First a little pedagogy point! Learned that a "burg" ending on a place name generally means an old fortified town, thus Regensburg. If the ending is "berg" it means more a town on a hill or mountain. Get it? Got it? Good!
I was up early to catch our first glimpse of the twin towers of Regensburg's signature 13th century Saint Peter's Cathedral in the foggy distance.
From Wikipedia and my own journal it is clear that Regensburg is old--perhaps the oldest town on the river. There is evidence of Celtic and Roman settlement prior to its major flourishing in the Medieval period. By the 12th century it was the wealthiest and largest city in southern Germany. Today's population is around a 140,000. Important from this cruiser's point of view is that it lies on the confluence of the Naab, Regen, and Danube rivers at the most northernly navigable portion of the Danube. This is a point we will cover in more detail in the next two posts.
While I have been preaching the history gospel, our ship has been pushing closer to town.
Coming off the stone bridge you walk through some arches. You are now on Bridge Street and if you turn around you will see the bridge through the arches in the rear of the photo. The bridge was guarded by gatehouses--one of which is now restored as the Bridge Museum and Tower. Next to the tower on the right is another historic Regensburg building. The magnificent early 17th century (1616-1629) Salt Warehouse.
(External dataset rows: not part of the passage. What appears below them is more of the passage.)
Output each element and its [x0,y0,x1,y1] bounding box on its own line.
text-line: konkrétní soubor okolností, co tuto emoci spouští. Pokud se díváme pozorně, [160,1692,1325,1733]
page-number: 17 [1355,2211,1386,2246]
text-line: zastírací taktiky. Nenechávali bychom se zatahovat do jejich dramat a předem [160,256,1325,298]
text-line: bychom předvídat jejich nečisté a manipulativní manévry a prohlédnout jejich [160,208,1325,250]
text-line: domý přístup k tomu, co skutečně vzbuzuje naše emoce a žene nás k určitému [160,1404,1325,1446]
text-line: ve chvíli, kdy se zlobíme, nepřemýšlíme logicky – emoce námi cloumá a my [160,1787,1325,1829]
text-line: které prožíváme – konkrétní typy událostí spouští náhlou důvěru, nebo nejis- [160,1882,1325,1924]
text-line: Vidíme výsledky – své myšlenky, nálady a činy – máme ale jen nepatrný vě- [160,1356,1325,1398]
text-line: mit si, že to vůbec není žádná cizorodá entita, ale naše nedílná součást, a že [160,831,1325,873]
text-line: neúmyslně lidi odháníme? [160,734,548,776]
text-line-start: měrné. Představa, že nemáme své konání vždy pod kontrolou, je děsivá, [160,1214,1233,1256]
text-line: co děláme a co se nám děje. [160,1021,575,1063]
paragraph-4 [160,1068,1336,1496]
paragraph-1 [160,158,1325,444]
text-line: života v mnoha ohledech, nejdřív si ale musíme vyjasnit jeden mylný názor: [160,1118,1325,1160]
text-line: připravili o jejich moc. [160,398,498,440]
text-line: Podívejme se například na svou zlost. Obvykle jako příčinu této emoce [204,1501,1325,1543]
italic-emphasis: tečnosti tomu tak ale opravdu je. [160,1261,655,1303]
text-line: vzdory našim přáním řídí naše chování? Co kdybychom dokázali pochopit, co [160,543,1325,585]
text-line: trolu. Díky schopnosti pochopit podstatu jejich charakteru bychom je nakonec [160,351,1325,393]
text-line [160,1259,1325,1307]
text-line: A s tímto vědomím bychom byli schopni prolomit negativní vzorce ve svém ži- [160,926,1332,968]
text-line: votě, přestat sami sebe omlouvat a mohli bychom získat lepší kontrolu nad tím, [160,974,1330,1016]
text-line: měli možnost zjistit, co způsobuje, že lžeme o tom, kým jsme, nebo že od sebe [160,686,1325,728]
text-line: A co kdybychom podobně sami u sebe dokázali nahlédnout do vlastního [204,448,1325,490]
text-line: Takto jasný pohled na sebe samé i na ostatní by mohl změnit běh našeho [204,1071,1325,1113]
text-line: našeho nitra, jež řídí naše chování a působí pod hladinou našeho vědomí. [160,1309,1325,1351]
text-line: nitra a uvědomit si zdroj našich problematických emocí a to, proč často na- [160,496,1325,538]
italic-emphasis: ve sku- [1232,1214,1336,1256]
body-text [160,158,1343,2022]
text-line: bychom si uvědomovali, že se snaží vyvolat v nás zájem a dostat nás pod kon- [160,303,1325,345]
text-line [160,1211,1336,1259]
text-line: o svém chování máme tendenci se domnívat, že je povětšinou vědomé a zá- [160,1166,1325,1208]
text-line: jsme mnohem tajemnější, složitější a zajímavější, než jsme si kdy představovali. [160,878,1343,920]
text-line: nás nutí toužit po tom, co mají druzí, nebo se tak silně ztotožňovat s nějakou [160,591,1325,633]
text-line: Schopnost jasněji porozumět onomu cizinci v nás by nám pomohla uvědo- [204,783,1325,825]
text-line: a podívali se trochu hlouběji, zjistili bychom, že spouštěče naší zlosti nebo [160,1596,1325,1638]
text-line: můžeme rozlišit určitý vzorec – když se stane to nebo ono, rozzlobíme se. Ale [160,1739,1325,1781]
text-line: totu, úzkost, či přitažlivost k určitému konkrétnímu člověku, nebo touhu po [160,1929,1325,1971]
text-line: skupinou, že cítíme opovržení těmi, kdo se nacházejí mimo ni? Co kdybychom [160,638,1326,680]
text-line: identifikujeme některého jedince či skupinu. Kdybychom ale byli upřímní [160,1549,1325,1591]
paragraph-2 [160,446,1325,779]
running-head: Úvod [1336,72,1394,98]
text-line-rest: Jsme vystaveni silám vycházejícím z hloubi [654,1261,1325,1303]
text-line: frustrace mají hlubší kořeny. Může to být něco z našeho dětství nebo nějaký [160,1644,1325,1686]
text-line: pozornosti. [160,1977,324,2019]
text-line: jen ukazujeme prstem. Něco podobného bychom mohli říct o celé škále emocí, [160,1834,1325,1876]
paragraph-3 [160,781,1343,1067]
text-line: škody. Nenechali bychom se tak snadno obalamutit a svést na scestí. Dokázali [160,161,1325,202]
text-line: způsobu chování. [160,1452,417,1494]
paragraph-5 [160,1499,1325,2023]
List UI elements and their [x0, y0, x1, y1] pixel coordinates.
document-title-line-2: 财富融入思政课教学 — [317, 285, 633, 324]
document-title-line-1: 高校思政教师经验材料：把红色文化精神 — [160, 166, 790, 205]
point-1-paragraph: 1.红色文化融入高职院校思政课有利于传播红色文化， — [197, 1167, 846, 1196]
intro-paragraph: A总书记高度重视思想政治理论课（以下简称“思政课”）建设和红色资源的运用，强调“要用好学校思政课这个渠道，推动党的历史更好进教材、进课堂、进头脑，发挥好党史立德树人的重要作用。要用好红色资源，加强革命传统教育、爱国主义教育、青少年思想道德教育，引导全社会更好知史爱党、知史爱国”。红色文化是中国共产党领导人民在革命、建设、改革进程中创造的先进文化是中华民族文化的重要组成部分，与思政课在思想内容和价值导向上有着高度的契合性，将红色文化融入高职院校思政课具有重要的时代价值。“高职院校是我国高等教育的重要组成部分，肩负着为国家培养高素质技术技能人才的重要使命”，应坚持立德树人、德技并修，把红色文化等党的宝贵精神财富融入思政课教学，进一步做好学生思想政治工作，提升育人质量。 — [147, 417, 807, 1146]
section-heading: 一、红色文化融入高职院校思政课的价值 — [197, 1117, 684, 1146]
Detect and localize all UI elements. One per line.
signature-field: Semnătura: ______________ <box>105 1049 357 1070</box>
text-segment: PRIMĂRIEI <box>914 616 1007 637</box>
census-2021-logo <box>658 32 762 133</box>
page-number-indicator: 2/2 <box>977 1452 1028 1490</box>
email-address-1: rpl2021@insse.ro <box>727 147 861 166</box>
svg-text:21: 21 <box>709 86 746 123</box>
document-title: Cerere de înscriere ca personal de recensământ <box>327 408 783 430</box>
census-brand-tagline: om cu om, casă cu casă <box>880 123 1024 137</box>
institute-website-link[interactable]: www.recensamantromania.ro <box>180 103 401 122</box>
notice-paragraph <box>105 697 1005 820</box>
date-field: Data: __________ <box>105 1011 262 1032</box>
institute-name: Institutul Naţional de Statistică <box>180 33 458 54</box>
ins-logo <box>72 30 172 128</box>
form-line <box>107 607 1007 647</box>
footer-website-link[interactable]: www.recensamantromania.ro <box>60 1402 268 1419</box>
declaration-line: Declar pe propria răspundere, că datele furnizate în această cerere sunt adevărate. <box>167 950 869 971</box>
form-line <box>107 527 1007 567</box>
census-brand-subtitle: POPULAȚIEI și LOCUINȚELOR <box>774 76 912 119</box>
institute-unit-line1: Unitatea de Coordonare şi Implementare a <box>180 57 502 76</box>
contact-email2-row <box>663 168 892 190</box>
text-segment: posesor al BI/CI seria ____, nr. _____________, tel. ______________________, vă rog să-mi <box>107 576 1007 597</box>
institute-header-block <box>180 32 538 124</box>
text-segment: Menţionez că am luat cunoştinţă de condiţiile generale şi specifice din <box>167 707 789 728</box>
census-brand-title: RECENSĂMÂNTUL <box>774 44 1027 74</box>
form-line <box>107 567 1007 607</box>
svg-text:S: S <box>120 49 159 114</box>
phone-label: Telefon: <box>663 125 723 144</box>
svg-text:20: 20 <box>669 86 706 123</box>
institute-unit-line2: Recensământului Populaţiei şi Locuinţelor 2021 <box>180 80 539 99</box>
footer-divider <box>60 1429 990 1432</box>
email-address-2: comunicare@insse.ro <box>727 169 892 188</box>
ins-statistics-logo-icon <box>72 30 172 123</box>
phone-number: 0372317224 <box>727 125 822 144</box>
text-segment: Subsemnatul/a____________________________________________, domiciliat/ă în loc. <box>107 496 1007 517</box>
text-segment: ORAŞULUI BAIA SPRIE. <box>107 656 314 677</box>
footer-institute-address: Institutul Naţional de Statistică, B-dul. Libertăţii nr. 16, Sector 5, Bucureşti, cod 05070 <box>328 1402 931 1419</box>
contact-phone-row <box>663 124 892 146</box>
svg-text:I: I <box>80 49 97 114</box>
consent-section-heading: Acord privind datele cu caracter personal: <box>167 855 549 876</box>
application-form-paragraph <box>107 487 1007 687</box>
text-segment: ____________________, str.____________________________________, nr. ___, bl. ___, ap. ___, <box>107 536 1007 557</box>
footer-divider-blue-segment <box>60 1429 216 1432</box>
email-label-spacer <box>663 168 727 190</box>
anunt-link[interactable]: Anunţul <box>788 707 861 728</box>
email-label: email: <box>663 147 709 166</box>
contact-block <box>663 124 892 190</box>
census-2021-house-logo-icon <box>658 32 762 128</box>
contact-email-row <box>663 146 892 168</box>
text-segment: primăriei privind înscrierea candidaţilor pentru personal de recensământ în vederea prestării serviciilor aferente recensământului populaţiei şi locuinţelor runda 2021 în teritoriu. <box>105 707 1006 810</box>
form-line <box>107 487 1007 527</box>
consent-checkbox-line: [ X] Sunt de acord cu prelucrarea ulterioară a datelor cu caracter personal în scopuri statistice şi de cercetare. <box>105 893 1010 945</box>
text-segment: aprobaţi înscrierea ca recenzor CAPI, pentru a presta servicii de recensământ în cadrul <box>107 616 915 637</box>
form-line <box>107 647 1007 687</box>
Salt, in the days before refrigeration, was a prized commodity and Regensburg was a major European center for its distribution.
We turn around again away from the river and walk up Bridge Street into the Old Town. The Bridge Tower is now behind us and the Salt Warehouse is on the left.
A bit further on our guide spun the tale of the Bamberg family tower. There are a number of these narrow high structures in the old town. They were built by patricians to reinforce and consolidate their importance in the community. Just as in Renaissance Italy, the higher and more ornate the tower, the richer and more powerful the family.
Our guide even claimed to be of Bamburg descent and thus touted that this was his own family's tower.
The mood shifted as we were given an opportunity to reflect on the long history of antisemitism that has been a part of Europe for hundreds of years. We heard some of this story while sitting in a 2005 memorial to the destruction of a 13th century synagogue.
In 1519 some 500 residents of the Jewish Quarter were told to exit the city in 48 hours. The houses, synagogue and surrounding cemetery were destroyed. Some of the rubble, including even some tombstones from the cemetery, were actually reused when new buildings were put up. A few of them still survive high up on older walls. Still pretty insensitive even after all these years.
Our trusty guide also pointed out some (what he called "stumbling stones" set in assorted pavements around town. They feature brass plaques commemorating more recent Holocaust victims.
Roman Catholic structures have fared considerably better in Regensburg. Our next stop was at the city's landmark church--St. Peter's Cathedral.
The exterior carvings are copious and often fanciful.
Unfortunately hunger claimed us and we were urged to head back down to the river's edge alongside the Stone Bridge to sample the food at Regenburg's historic old Sausage Kitchen called the Wurstkughl. Some have called it the world's oldest continuously running food purveyor as it was the place for workers on the Stone Bridge to get their lunch. Now it is this quaint little building.
So smother these critters in the Wurstkuchl's special brand of sweet mustard and DIG IN!
And of course don't forget to wash it all down with a brimming stein of the local brew.